12-May Tadeusz Litak, Describable Nuclei, Negative Translations and Extension Stability What do soundness/completeness of negative translations of intutionistic modal logics, extension stability of preservativity/provability logics and the use of nuclei on Heyting Algebra Expansions (HAEs) to form other HAEs have in common? As it turns out, in all those cases one appears to deal with a certain kind of the subframe property for a given logic, i.e., the question whether the logic in question survives a transition to at least some types of substructures of its Kripke-style or neighourhood-style frames. The nucleic perspective on subframe logics has been introduced by Silvio Ghilardi and Guram Bezhanishvili (APAL 2007) for the purely superintuitionistic syntax (without modalities or other additional connectives). It has not been used so much in the modal setting, mostly because the focus in the field tends to be on modal logics with classical propositional base, and nuclei are a rather trivial notion in the boolean setting. However, things are very different intuitionistically. Since the 1970’s, nuclei have been studied in the context of point-free topologies (lattice-complete Heyting algebras), sheaves and Grothendieck topologies on toposes, and finally arbitrary Heyting algebras (Macnab 1981). Other communities may know them as lax modalities or (a somewhat degenerate case of) strong monads. We marry the nucleic view on subframe properties with the framework of describable operations introduced to study subframe logics in Frank Wolter’s PhD Thesis (1993). Wolter’s original setting was restricted to classical modal logics, but with minimal care his setup can be made to work intuitionistically and nuclei provide the missing ingredient to make it fruitful. From this perspective, we revisit the FSCD 2017 study (joint work with Miriam Polzer and Ulrich Rabenstein) of soundness and completeness of negative translations in modal logic and our present study of extension stability for preservativity logics based on constructive strict implication (jointly with Albert Visser). Various characterization and completeness results can be obtained in a generic way.

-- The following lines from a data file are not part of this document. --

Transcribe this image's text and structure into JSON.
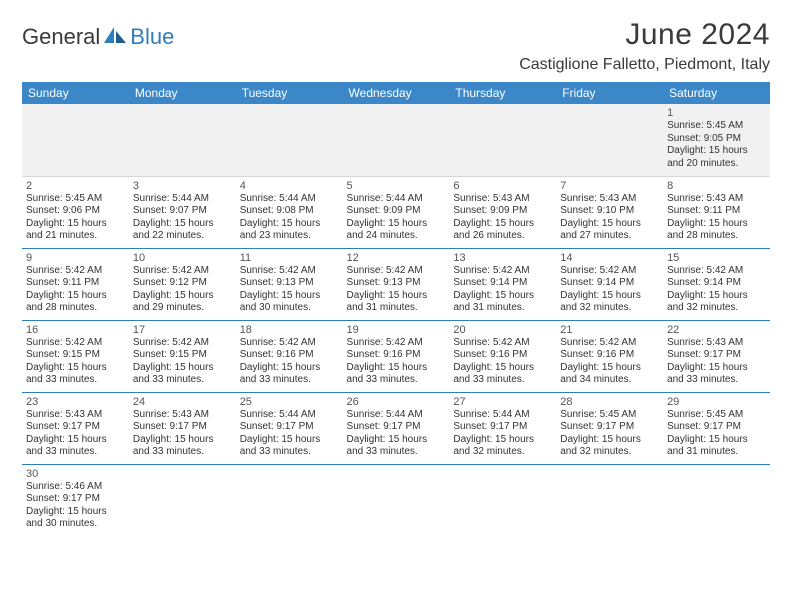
{
  "branding": {
    "logo_word1": "General",
    "logo_word2": "Blue",
    "logo_color_primary": "#3a3a3a",
    "logo_color_accent": "#2f7ebc"
  },
  "header": {
    "month_title": "June 2024",
    "location": "Castiglione Falletto, Piedmont, Italy"
  },
  "calendar": {
    "day_headers": [
      "Sunday",
      "Monday",
      "Tuesday",
      "Wednesday",
      "Thursday",
      "Friday",
      "Saturday"
    ],
    "header_bg": "#3b87c8",
    "header_fg": "#ffffff",
    "row_border_color": "#2f7ebc",
    "blank_bg": "#f1f1f1",
    "font_size_day": 11,
    "font_size_body": 10,
    "weeks": [
      [
        null,
        null,
        null,
        null,
        null,
        null,
        {
          "n": "1",
          "sr": "Sunrise: 5:45 AM",
          "ss": "Sunset: 9:05 PM",
          "d1": "Daylight: 15 hours",
          "d2": "and 20 minutes."
        }
      ],
      [
        {
          "n": "2",
          "sr": "Sunrise: 5:45 AM",
          "ss": "Sunset: 9:06 PM",
          "d1": "Daylight: 15 hours",
          "d2": "and 21 minutes."
        },
        {
          "n": "3",
          "sr": "Sunrise: 5:44 AM",
          "ss": "Sunset: 9:07 PM",
          "d1": "Daylight: 15 hours",
          "d2": "and 22 minutes."
        },
        {
          "n": "4",
          "sr": "Sunrise: 5:44 AM",
          "ss": "Sunset: 9:08 PM",
          "d1": "Daylight: 15 hours",
          "d2": "and 23 minutes."
        },
        {
          "n": "5",
          "sr": "Sunrise: 5:44 AM",
          "ss": "Sunset: 9:09 PM",
          "d1": "Daylight: 15 hours",
          "d2": "and 24 minutes."
        },
        {
          "n": "6",
          "sr": "Sunrise: 5:43 AM",
          "ss": "Sunset: 9:09 PM",
          "d1": "Daylight: 15 hours",
          "d2": "and 26 minutes."
        },
        {
          "n": "7",
          "sr": "Sunrise: 5:43 AM",
          "ss": "Sunset: 9:10 PM",
          "d1": "Daylight: 15 hours",
          "d2": "and 27 minutes."
        },
        {
          "n": "8",
          "sr": "Sunrise: 5:43 AM",
          "ss": "Sunset: 9:11 PM",
          "d1": "Daylight: 15 hours",
          "d2": "and 28 minutes."
        }
      ],
      [
        {
          "n": "9",
          "sr": "Sunrise: 5:42 AM",
          "ss": "Sunset: 9:11 PM",
          "d1": "Daylight: 15 hours",
          "d2": "and 28 minutes."
        },
        {
          "n": "10",
          "sr": "Sunrise: 5:42 AM",
          "ss": "Sunset: 9:12 PM",
          "d1": "Daylight: 15 hours",
          "d2": "and 29 minutes."
        },
        {
          "n": "11",
          "sr": "Sunrise: 5:42 AM",
          "ss": "Sunset: 9:13 PM",
          "d1": "Daylight: 15 hours",
          "d2": "and 30 minutes."
        },
        {
          "n": "12",
          "sr": "Sunrise: 5:42 AM",
          "ss": "Sunset: 9:13 PM",
          "d1": "Daylight: 15 hours",
          "d2": "and 31 minutes."
        },
        {
          "n": "13",
          "sr": "Sunrise: 5:42 AM",
          "ss": "Sunset: 9:14 PM",
          "d1": "Daylight: 15 hours",
          "d2": "and 31 minutes."
        },
        {
          "n": "14",
          "sr": "Sunrise: 5:42 AM",
          "ss": "Sunset: 9:14 PM",
          "d1": "Daylight: 15 hours",
          "d2": "and 32 minutes."
        },
        {
          "n": "15",
          "sr": "Sunrise: 5:42 AM",
          "ss": "Sunset: 9:14 PM",
          "d1": "Daylight: 15 hours",
          "d2": "and 32 minutes."
        }
      ],
      [
        {
          "n": "16",
          "sr": "Sunrise: 5:42 AM",
          "ss": "Sunset: 9:15 PM",
          "d1": "Daylight: 15 hours",
          "d2": "and 33 minutes."
        },
        {
          "n": "17",
          "sr": "Sunrise: 5:42 AM",
          "ss": "Sunset: 9:15 PM",
          "d1": "Daylight: 15 hours",
          "d2": "and 33 minutes."
        },
        {
          "n": "18",
          "sr": "Sunrise: 5:42 AM",
          "ss": "Sunset: 9:16 PM",
          "d1": "Daylight: 15 hours",
          "d2": "and 33 minutes."
        },
        {
          "n": "19",
          "sr": "Sunrise: 5:42 AM",
          "ss": "Sunset: 9:16 PM",
          "d1": "Daylight: 15 hours",
          "d2": "and 33 minutes."
        },
        {
          "n": "20",
          "sr": "Sunrise: 5:42 AM",
          "ss": "Sunset: 9:16 PM",
          "d1": "Daylight: 15 hours",
          "d2": "and 33 minutes."
        },
        {
          "n": "21",
          "sr": "Sunrise: 5:42 AM",
          "ss": "Sunset: 9:16 PM",
          "d1": "Daylight: 15 hours",
          "d2": "and 34 minutes."
        },
        {
          "n": "22",
          "sr": "Sunrise: 5:43 AM",
          "ss": "Sunset: 9:17 PM",
          "d1": "Daylight: 15 hours",
          "d2": "and 33 minutes."
        }
      ],
      [
        {
          "n": "23",
          "sr": "Sunrise: 5:43 AM",
          "ss": "Sunset: 9:17 PM",
          "d1": "Daylight: 15 hours",
          "d2": "and 33 minutes."
        },
        {
          "n": "24",
          "sr": "Sunrise: 5:43 AM",
          "ss": "Sunset: 9:17 PM",
          "d1": "Daylight: 15 hours",
          "d2": "and 33 minutes."
        },
        {
          "n": "25",
          "sr": "Sunrise: 5:44 AM",
          "ss": "Sunset: 9:17 PM",
          "d1": "Daylight: 15 hours",
          "d2": "and 33 minutes."
        },
        {
          "n": "26",
          "sr": "Sunrise: 5:44 AM",
          "ss": "Sunset: 9:17 PM",
          "d1": "Daylight: 15 hours",
          "d2": "and 33 minutes."
        },
        {
          "n": "27",
          "sr": "Sunrise: 5:44 AM",
          "ss": "Sunset: 9:17 PM",
          "d1": "Daylight: 15 hours",
          "d2": "and 32 minutes."
        },
        {
          "n": "28",
          "sr": "Sunrise: 5:45 AM",
          "ss": "Sunset: 9:17 PM",
          "d1": "Daylight: 15 hours",
          "d2": "and 32 minutes."
        },
        {
          "n": "29",
          "sr": "Sunrise: 5:45 AM",
          "ss": "Sunset: 9:17 PM",
          "d1": "Daylight: 15 hours",
          "d2": "and 31 minutes."
        }
      ],
      [
        {
          "n": "30",
          "sr": "Sunrise: 5:46 AM",
          "ss": "Sunset: 9:17 PM",
          "d1": "Daylight: 15 hours",
          "d2": "and 30 minutes."
        },
        null,
        null,
        null,
        null,
        null,
        null
      ]
    ]
  }
}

5-May Henning Urbat, Nominal Topology for Data Languages urbat
Regular languages can be understood from a topological point of view using profinite spaces (a.k.a. Stone spaces). In this talk, we discuss an extension of the profinite approach to the theory of data languages, i.e. languages over infinite alphabets: we introduce pro-orbit-finite topological spaces over nominal sets and show that regular data languages correspond uniquely to continuous predicates of the space of pro-orbit-finite words.
28-Apr Lutz Schröder, NP Reasoning in the Monotone mu-Calculus monotonemu20200428
Satisfiability checking for monotone modal logic is known to be (only) NP-complete. We show that this remains true when the logic is extended with alternation-free fixpoint operators as well as the universal modality; the resulting logic — the alternation-free monotone mu-calculus with the universal modality — contains both concurrent propositional dynamic logic (CPDL) and the alternation-free fragment of game logic as fragments. We obtain our result from a characterization of satisfiability by means of Büchi games with polynomially many Eloise nodes.